Ce dernier rappelle qu’il adhère « totalement » à la ligne politique fixée par François Bayrou et glisse avoir « cru comprendre que les expressions individuelles n’étaient pas encouragées ». Des couacs qui ne sont pas de nature à remettre en cause son envie de travailler avec LR, bien que le parti n’ait pas participé au front républicain aux dernières législatives, où la gauche est arrivée en première position.
Un tacle pour le NFP
Éric Lombard n’a d’ailleurs eu aucune difficulté à reconnaître le résultat des urnes, dès le 9 juillet 2024, auprès des élus du personnel de la CDC, au point qu’il a imaginé un scénario où « les représentants du Nouveau Front populaire arrivent aux affaires » et que deux de ses députés auraient alors siégé à la commission de surveillance de l’institution.
L’Humanité s’est procuré le compte rendu de séance du comité mixte d’information et de concertation – l’équivalent du comité social et économique – où le directeur général d’alors affirme que le NFP doit être considéré comme « le futur groupe majoritaire ».

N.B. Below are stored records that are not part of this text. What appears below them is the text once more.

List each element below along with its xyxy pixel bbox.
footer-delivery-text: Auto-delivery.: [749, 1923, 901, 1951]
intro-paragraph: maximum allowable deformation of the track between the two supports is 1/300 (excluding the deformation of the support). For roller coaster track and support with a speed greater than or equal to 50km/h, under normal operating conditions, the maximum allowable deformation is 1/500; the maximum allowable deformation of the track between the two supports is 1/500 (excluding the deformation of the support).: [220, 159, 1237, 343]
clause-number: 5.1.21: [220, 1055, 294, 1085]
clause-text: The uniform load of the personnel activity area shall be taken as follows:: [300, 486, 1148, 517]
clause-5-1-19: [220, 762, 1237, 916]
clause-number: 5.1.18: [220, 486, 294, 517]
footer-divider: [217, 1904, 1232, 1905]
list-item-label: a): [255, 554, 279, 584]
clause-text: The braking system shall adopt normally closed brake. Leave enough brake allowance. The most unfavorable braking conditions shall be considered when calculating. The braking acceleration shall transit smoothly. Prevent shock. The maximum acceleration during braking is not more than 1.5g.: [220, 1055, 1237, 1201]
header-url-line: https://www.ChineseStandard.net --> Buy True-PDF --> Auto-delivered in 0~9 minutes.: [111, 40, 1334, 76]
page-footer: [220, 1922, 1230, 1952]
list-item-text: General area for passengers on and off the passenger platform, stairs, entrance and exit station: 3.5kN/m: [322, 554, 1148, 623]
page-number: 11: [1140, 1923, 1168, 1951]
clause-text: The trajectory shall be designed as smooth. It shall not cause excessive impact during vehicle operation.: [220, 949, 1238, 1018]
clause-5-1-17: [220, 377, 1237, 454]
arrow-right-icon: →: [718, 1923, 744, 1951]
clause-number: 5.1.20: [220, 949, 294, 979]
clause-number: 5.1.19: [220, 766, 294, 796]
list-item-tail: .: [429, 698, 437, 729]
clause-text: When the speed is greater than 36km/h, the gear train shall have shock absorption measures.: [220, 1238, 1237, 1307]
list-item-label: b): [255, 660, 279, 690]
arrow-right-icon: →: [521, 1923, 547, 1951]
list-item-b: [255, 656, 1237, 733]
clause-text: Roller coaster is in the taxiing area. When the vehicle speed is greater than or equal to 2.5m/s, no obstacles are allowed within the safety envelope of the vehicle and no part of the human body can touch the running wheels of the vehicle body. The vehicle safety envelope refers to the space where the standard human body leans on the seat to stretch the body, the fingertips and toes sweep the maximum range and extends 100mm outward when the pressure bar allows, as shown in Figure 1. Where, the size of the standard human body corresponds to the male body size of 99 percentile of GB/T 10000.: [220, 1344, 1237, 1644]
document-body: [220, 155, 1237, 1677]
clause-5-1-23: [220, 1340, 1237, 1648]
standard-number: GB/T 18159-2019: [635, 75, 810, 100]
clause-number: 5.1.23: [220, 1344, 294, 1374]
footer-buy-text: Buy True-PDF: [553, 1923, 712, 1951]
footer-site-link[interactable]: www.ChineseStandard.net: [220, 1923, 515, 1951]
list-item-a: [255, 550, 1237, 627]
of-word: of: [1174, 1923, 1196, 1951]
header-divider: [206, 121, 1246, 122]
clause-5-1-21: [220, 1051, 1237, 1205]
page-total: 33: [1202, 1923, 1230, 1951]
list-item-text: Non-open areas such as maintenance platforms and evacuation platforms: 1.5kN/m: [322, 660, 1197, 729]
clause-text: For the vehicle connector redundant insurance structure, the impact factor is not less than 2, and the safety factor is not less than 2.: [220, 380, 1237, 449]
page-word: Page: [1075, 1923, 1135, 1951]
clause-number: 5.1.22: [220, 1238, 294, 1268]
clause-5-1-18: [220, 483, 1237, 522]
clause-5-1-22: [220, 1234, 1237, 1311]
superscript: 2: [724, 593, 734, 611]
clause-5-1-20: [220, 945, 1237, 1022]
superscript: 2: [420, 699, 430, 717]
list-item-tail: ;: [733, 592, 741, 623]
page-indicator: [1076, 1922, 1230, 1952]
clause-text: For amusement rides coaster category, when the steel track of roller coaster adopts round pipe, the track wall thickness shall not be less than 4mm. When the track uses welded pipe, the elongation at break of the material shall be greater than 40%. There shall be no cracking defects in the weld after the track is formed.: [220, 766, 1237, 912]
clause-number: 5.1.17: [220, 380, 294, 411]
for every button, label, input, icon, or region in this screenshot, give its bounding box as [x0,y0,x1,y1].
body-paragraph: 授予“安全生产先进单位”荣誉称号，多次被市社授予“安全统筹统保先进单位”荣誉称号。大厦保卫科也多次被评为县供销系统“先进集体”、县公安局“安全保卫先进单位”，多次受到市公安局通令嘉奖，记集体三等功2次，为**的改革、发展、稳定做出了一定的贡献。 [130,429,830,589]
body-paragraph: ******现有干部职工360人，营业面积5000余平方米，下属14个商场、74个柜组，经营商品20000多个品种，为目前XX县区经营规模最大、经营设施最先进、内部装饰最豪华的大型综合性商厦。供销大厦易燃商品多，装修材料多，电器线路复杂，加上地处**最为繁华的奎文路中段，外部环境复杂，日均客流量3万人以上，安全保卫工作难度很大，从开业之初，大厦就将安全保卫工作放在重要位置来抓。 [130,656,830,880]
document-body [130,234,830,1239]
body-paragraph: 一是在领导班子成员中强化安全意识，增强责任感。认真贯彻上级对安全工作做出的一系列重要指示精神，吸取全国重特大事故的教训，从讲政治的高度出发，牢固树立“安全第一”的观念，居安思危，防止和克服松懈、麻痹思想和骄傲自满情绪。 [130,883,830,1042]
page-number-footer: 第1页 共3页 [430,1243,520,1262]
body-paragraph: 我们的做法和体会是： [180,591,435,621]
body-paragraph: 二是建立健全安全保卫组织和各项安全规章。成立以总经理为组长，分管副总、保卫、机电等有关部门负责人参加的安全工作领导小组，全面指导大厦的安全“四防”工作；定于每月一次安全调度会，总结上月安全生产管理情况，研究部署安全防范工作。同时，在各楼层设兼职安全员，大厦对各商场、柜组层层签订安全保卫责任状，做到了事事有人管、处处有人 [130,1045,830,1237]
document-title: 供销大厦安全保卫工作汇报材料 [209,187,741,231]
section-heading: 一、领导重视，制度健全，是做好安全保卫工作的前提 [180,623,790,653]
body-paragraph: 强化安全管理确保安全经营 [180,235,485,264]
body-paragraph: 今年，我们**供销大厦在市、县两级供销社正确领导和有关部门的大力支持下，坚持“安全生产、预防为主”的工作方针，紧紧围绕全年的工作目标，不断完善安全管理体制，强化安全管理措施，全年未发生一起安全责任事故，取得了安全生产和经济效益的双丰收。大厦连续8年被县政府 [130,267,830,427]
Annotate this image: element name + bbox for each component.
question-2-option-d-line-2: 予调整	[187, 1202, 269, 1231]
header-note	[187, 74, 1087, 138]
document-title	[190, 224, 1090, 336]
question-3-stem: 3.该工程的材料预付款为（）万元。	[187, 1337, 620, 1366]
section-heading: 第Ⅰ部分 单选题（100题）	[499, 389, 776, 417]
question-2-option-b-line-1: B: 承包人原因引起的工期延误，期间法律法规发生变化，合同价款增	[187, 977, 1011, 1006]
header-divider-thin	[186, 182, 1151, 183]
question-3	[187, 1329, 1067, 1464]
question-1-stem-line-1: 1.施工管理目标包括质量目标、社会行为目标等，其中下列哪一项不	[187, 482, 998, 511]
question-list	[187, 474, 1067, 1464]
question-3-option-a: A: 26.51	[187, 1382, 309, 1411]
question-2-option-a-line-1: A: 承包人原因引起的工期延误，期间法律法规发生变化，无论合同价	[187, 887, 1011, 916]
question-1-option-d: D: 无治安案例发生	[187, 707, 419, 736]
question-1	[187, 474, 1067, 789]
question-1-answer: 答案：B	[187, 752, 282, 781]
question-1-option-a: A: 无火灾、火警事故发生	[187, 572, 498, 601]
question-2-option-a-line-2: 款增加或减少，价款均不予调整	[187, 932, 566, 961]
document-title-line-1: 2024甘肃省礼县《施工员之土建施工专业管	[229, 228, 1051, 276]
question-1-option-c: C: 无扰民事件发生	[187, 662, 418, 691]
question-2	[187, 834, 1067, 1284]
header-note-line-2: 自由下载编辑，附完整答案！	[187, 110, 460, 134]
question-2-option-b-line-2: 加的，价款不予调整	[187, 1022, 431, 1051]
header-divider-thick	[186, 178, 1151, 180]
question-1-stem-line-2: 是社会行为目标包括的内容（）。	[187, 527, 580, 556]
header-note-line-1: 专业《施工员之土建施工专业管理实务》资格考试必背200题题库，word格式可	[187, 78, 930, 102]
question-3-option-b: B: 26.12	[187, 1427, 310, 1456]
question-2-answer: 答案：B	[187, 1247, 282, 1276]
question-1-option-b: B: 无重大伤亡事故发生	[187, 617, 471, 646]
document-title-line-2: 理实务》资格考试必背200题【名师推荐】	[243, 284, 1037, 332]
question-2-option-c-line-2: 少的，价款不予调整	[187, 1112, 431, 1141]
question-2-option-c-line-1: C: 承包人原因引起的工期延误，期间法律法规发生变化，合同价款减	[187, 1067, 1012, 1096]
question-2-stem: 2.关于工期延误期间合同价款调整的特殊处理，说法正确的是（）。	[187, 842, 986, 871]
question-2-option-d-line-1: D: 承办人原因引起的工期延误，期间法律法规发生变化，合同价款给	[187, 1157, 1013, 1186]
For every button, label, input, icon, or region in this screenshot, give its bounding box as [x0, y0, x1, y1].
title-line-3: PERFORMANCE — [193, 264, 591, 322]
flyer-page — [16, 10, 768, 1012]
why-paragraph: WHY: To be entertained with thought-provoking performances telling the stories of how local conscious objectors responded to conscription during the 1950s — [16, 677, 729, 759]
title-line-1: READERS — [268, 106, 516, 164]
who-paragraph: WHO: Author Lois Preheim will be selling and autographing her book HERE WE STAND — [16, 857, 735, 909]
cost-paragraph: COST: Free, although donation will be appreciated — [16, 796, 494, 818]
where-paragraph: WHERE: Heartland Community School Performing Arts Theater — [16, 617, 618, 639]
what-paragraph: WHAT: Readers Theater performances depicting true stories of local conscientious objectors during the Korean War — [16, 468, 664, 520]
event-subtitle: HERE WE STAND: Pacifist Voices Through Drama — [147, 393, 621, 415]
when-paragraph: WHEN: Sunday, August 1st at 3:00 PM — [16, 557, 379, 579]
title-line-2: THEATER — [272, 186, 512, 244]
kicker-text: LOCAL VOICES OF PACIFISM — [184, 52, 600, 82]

Une donnée que le ministre de François Bayrou atténue : « Si la gauche avait cherché à construire une base politique pour faire fonctionner le pays, les choses auraient été différentes. » Une allégation erronée puisque Lucie Castets, candidate de la coalition pour Matignon, appelait par exemple, dans l’Humanité, à bâtir « des compromis » parlementaires dès le 23 août dernier.
Désormais au service direct d’un camp politique voulant fracturer le NFP en décrochant les socialistes, Éric Lombard nie cette ambition. « Ce n’est pas l’objectif mais la conséquence », balaie-t-il. Le locataire de Bercy n’a pas encore déballé ses cartons mais compte s’y atteler car « même en trois mois, on peut faire des choses ». Peut-être y retrouvera-t-il la boussole que les syndiqués de la CFDT lui ont offerte à son départ de Generali.